What you need to do is rotate the tube anticlockwise
the reason is because, first of all
you have to disimpact the tube first of all
you have to pull the tube back
it's often been pushed in
quite a bit
so you have to uncurl, straighten that tube out in the pharynx, so it needs to be
pulled back a few centimetres
and then disimpact, the tip needs to be disimpacted from the right arytenoid, so
it may sometimes need to be pulled back four or five centimetres before the tip
actually comes off the arytenoid.
And then it's a gentle rotation, now the rotation is ninety degrees
at the tip
so that the bevel is pointing backwards, you realise the bronchoscope is
resting along the posterior commissure so you bring the tip now into the middle of the
glottis and the bevel's resting against the posterior commissure so then it
slides over the posterior commissure and into the trachea.
There is a
a problem though with actually
rotating the tube because if you rotate it ninety degrees
approximately
the torsion in the tube may be lost and you won't get a full ninety degrees at
the tip.
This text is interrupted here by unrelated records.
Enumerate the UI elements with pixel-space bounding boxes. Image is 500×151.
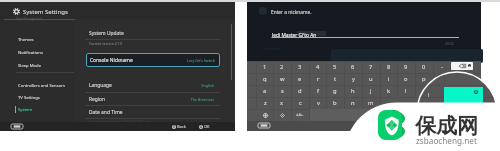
button[interactable]: x (273, 97, 291, 109)
button[interactable]: z (256, 97, 274, 109)
button[interactable]: Console Nickname (86, 53, 220, 67)
button[interactable]: f (309, 85, 327, 97)
staticText: Language (89, 82, 112, 89)
button[interactable]: 2 (273, 61, 291, 73)
staticText: 7 (369, 63, 373, 71)
button[interactable]: - (433, 61, 451, 73)
staticText: g (333, 87, 337, 95)
button[interactable]: 1 (256, 61, 274, 73)
button[interactable]: r (309, 73, 327, 85)
staticText: The Americas (169, 97, 214, 102)
button[interactable]: 6 (344, 61, 362, 73)
button[interactable]: y (344, 73, 362, 85)
staticText: x (280, 99, 284, 107)
button[interactable]: a (256, 85, 274, 97)
button[interactable]: TV Settings (0, 92, 75, 103)
button[interactable]: o (397, 73, 415, 85)
staticText: t (334, 75, 337, 83)
button[interactable]: w (273, 73, 291, 85)
button[interactable]: n (344, 97, 362, 109)
staticText: l (405, 87, 407, 95)
staticText: 2 (280, 63, 284, 71)
staticText: a (263, 87, 267, 95)
button[interactable]: b (326, 97, 344, 109)
button[interactable]: u (362, 73, 380, 85)
button[interactable]: Sleep Mode (0, 60, 75, 71)
staticText: 1 (263, 63, 267, 71)
button[interactable]: p (415, 73, 433, 85)
staticText: z (264, 99, 267, 107)
staticText: 4 (316, 63, 320, 71)
staticText: A (469, 65, 471, 67)
button[interactable]: System Update (85, 27, 220, 39)
button[interactable]: h (344, 85, 362, 97)
button[interactable]: v (309, 97, 327, 109)
button[interactable]: k (380, 85, 398, 97)
button[interactable]: Date and Time (85, 105, 220, 118)
button[interactable]: Language (256, 109, 274, 121)
button[interactable]: c (291, 97, 309, 109)
button[interactable]: s (273, 85, 291, 97)
button[interactable]: m (362, 97, 380, 109)
staticText: System Settings (23, 8, 68, 16)
button[interactable]: 0 (415, 61, 433, 73)
staticText: k (387, 87, 391, 95)
staticText: u (369, 75, 373, 83)
staticText: A (200, 125, 202, 129)
staticText: h (351, 87, 355, 95)
button[interactable]: System (0, 104, 75, 115)
staticText: l (428, 92, 430, 99)
button[interactable]: 9 (397, 61, 415, 73)
button[interactable]: Emoji (273, 109, 291, 121)
staticText: 5 (333, 63, 337, 71)
button[interactable]: Region (85, 92, 220, 105)
staticText: Lory Git's Switch (172, 58, 215, 63)
staticText: nickname (265, 47, 280, 51)
button[interactable]: 3 (291, 61, 309, 73)
staticText: v (317, 99, 320, 107)
button[interactable]: 7 (362, 61, 380, 73)
staticText: 6 (351, 63, 355, 71)
staticText: System (18, 107, 33, 113)
button[interactable]: A (199, 124, 210, 129)
staticText: Back (177, 124, 186, 129)
staticText: 8 (387, 63, 391, 71)
button[interactable]: B (172, 124, 186, 129)
staticText: n (351, 99, 355, 107)
staticText: System Update (89, 30, 124, 37)
staticText: - (441, 63, 443, 71)
button[interactable]: Input mode (291, 109, 309, 121)
button[interactable]: g (326, 85, 344, 97)
button[interactable]: Themes (0, 34, 75, 45)
staticText: Jedi Master Gi'to An (272, 32, 317, 39)
button[interactable]: t (326, 73, 344, 85)
button[interactable]: i (380, 73, 398, 85)
button[interactable]: 4 (309, 61, 327, 73)
staticText: f (317, 87, 319, 95)
staticText: b (333, 99, 337, 107)
button[interactable]: j (362, 85, 380, 97)
staticText: Region (89, 96, 106, 103)
staticText: m (368, 99, 374, 107)
button[interactable]: e (291, 73, 309, 85)
button[interactable]: q (256, 73, 274, 85)
button[interactable]: d (291, 85, 309, 97)
staticText: Current date and time 8/3/2023 9:54 a.m. (89, 120, 151, 124)
button[interactable]: Language (85, 78, 220, 91)
staticText: y (352, 75, 355, 83)
other: Console (258, 123, 270, 128)
button[interactable]: 5 (326, 61, 344, 73)
button[interactable]: l (397, 85, 415, 97)
button[interactable]: 8 (380, 61, 398, 73)
other: Console (11, 124, 23, 129)
button[interactable]: Space (309, 109, 481, 121)
button[interactable]: Backspace (451, 62, 473, 70)
staticText: Themes (18, 37, 34, 43)
staticText: c (299, 99, 302, 107)
staticText: 3 (298, 63, 302, 71)
button[interactable]: Controllers and Sensors (0, 80, 75, 91)
staticText: q (263, 75, 267, 83)
button[interactable]: Notifications (0, 47, 75, 58)
staticText: i (388, 75, 390, 83)
staticText: p (422, 75, 426, 83)
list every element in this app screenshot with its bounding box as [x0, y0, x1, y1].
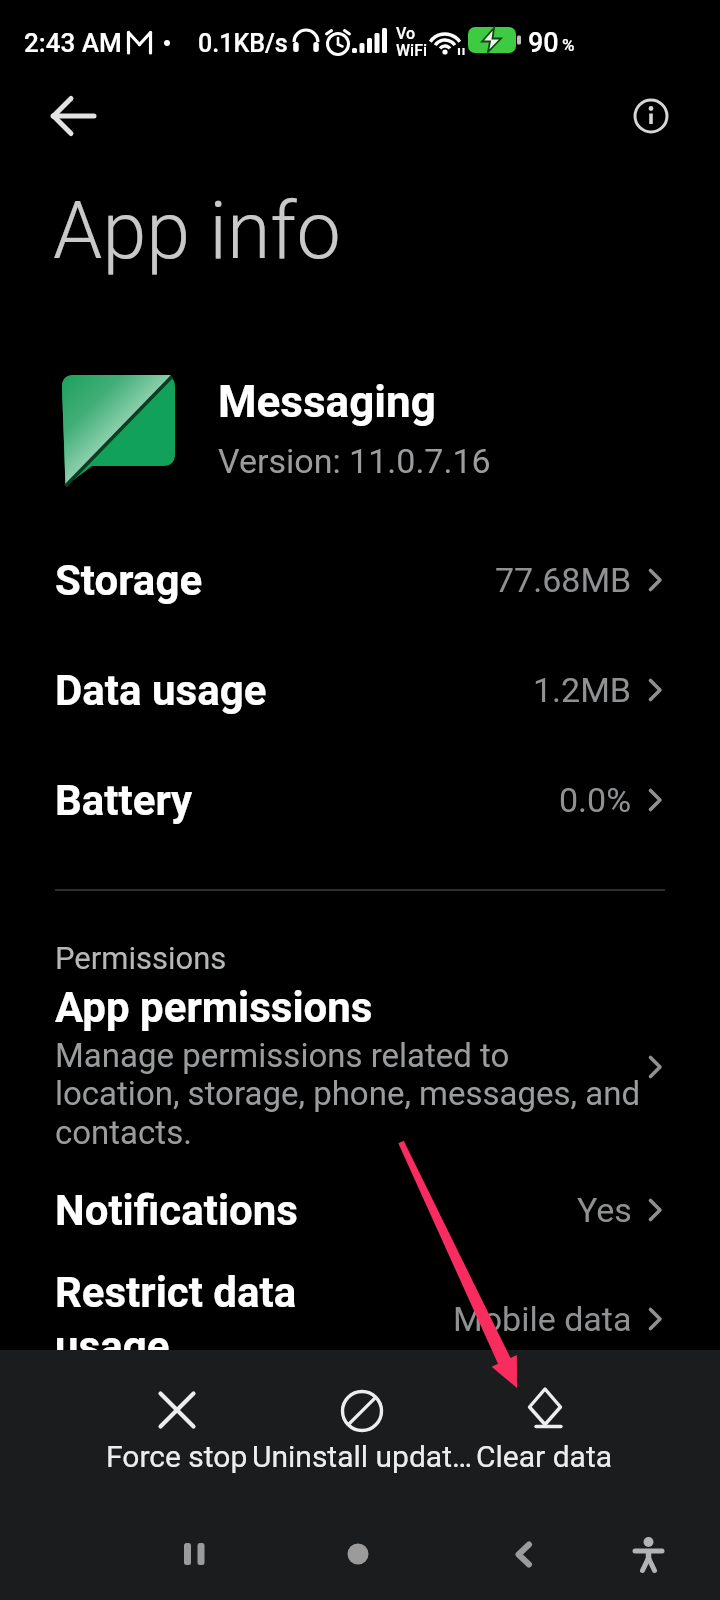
staticText: Notifications: [55, 1186, 298, 1235]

So I have a tendency just to
over rotate approximately and just gently insert it
so that you get finally a rotation of ninety degrees at the distal end.
And this is what we are trying to achieve this posterior facing
bevel.
There are other tubes which are very good for awake fibreoptic
for instance the Parker tip
on the left
this has actually got a posterior facing
bevel and also a tip that's curved in and hugs the
hugs the fibreoptic and tends not to get
caught on anything,
but is it available in the centre, and a lot of centres may not have these.
The other one is a fastTrach tube and again a very soft tube with a soft tip
a bevel that points
to left but the tip of the tube actually hugs the fibreoptic scope quite nicely
and is a very good tube, fairly ubiquitous in most centres where we do
anaesthetics
and a very nice tube to use.
There is, I've got a concern about some operators who I've seen who get the fibreoptic
in place, and see the carina and then want to anaesthetise the patient
while they put the tube in.
Now certainly the tube part, the fibreoptic intubation, as far as
putting the fibreoptic scopes concerned
you've done well, it's fairly painless to the patient and reasonably
comfortable,
it's putting the tube through the oral cavity or through the nose that
is probably the most uncomfortable part.
So some operators have got a tendency to put the patient to sleep.
This is a very hazardous manoeuver
because you're doing, I presume, an awake fibreoptic for a reason
and the tube may be caught on something and fail to go down
especially if the patient's anaesthetised with a loss of pharyngeal tone
the tongue falls back, the epiglottis falls back
more likely that things will get caught on the tube, so
I strongly recommend not
anaesthetising the patient
just because the bronchoscope is in the trachea.
So really in the end, the success of
awake
and asleep fibreoptic intubation
is
putting in the work.
The dexterity element is very critical.
The local anaesthesia as I said in the sedation aspects can be
less important
as the dexterity.
If you can't drive a bronchoscope well
it's going to be uncomfortable for the patient.
So success is not based
on whether you get the tube in,
but whether the patient accepts to have another fibreoptic again.
So get and do the dexterity workshops
and do the bridging manoeuvres
and I hope that this will help in the next awake fibreoptic.